The 2.4 mm connector was conceived by the Hewlett Packard Company (now Agilent Technologies) and jointly developed with Amphenol and M/A-Com Omni Spectra, released in 1986. The objective was to create a totally new interface that eliminated the performance restraints of having to mate with an existing connector (like SMA) and thereby allowing significant design improvements to be made.
No patent applications were filed to protect the design of the connector and Hewlett Packard allows free use of the interface by everyone. It is important to note that a U.S. patent number 4,648,683 has been granted on the design of 2.4 mm constant impedance contact.

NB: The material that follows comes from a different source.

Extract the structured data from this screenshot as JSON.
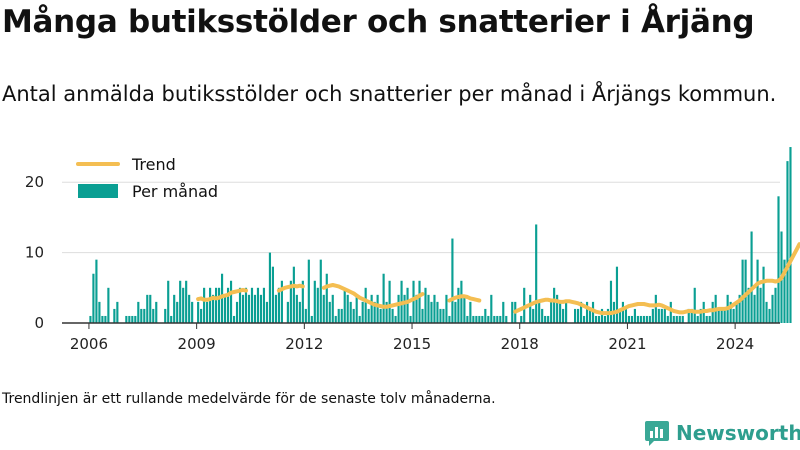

Due to its high operating frequency range, the 2.4 mm series is considered a mm-Wave RF connector and finds its use in precision instrumentation and other laboratory applications. The 2.4 mm series has compatible interfacing with the 1.85 mm RF connector.
A precision variation of standard 2.4 mm connector is offered by some manufacturers, termed GPC2.4. They feature extremely low VSWR and insertion loss, and are designed to non-destructively mate with standard 2.4 mm series. These connectors generally have a high performance support bead and comply with proposed IEEE standard 287 General Precision Connector, instrument grade.